The rewarding work was described and published in Science, the holiest of such journals. By the time that I heard the story it was the mid-seventies, and then I found myself bumping into it repeatedly as by now the amazing story was being told and retold around the world. Not all scientists were convinced.

I am not a scientist merely an interested reader but I did not like the story; it did not pass the smell test. It made my nose wrinkle. Palaeontologist Dick Harington (with one r, I checked.) who discovered the seeds had impressive credentials; and who was I to quarrel with the most esteemed of science journals?

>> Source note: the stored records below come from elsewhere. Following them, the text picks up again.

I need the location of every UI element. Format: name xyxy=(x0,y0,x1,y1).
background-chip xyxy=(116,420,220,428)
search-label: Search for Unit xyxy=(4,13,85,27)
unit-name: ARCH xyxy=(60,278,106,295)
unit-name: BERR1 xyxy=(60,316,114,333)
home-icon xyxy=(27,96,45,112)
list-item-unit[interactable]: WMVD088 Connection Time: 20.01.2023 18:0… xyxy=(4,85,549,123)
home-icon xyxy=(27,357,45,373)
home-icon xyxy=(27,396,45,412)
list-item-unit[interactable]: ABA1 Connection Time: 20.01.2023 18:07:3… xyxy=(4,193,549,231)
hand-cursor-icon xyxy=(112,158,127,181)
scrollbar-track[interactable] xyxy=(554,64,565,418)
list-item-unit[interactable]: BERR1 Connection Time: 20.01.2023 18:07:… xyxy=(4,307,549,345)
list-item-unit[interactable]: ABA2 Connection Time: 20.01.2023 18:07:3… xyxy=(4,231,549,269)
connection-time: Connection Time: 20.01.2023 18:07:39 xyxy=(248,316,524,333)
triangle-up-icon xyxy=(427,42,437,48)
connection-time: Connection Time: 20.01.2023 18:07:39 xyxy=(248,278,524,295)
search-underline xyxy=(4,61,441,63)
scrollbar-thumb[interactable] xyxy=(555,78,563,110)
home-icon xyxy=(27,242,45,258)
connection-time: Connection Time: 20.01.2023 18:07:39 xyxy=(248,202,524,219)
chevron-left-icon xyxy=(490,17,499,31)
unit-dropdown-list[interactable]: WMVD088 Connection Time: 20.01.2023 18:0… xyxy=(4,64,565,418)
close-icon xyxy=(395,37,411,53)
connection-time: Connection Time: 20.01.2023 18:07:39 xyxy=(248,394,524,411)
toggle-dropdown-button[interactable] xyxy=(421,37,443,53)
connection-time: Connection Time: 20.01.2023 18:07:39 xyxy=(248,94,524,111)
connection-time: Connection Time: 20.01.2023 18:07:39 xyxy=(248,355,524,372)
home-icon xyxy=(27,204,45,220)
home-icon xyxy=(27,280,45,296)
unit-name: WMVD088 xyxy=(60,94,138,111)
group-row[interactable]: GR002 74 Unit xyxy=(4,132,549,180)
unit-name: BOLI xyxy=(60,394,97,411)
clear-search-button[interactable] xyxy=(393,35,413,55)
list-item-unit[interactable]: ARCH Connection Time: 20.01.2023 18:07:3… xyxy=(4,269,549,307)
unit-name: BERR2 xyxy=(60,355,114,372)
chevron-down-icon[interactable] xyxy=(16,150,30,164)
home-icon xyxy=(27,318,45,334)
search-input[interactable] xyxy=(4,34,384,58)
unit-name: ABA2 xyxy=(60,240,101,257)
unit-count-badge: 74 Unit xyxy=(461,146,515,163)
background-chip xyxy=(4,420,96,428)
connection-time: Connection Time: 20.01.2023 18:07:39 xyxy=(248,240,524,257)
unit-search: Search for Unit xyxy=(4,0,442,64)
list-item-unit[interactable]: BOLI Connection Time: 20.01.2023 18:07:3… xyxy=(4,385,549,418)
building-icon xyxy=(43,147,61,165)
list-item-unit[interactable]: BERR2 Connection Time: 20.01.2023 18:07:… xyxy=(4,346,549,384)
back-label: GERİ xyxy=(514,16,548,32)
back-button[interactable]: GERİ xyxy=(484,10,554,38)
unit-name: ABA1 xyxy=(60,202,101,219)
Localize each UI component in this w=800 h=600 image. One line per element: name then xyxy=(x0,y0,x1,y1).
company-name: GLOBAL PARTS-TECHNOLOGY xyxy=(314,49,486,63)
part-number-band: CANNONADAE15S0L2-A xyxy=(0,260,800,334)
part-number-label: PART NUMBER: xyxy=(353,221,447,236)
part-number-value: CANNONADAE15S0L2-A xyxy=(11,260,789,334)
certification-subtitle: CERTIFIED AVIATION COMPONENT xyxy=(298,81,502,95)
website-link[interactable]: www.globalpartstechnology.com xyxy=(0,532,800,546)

But I could wonder; and ask questions. I wondered what the weather had been like in that part of Yukon 10 000 years ago. Apparently the site had never been glaciated and no doubt there would have been warm periods, and locations near hot-springs, but still; could this flowering plant have ever flourished there?

Harington was fortunate enough to continue his work in Yukon for another forty years and was able to co-author a new paper with Grant Zazula in which the true age of the Lupine seeds was proven and his original error corrected. Seeds remained from the 1964 find, some of which were sent to an expert in radiocarbon- dating at Oxford University. Using greatly improved equipment it was shown that the seeds were modern and in fact only a few years older than the date of their discovery.

GO TO-  BBC Earth News 10 000 year old seeds debunked.

Zazula says that he has collected over 65 species of seeds from ancient rodent nests in the permafrost, some as old as 25 000 years. He has never found ‘ancient’ Arctic Lupine seeds. “Also, Arctic lupine is a  boreal forest understory flower, and I do not think it lived during the ice age with incredibly cold, harsh arctic conditions. The ecology does not fit,” he says.
Now that the age of the Arctic Lupine seeds have proved to be modern; where did they come from? How did they get in that lemming burrow? It is just too dreadful to think that an esteemed scientist would ever place false evidence, to then feign discovery and attempt to fool the world. The alternate explanation is that Professor Harington was the victim of a malicious hoax. The story is not ended yet.
It appears that there is still another shoe waiting to be dropped.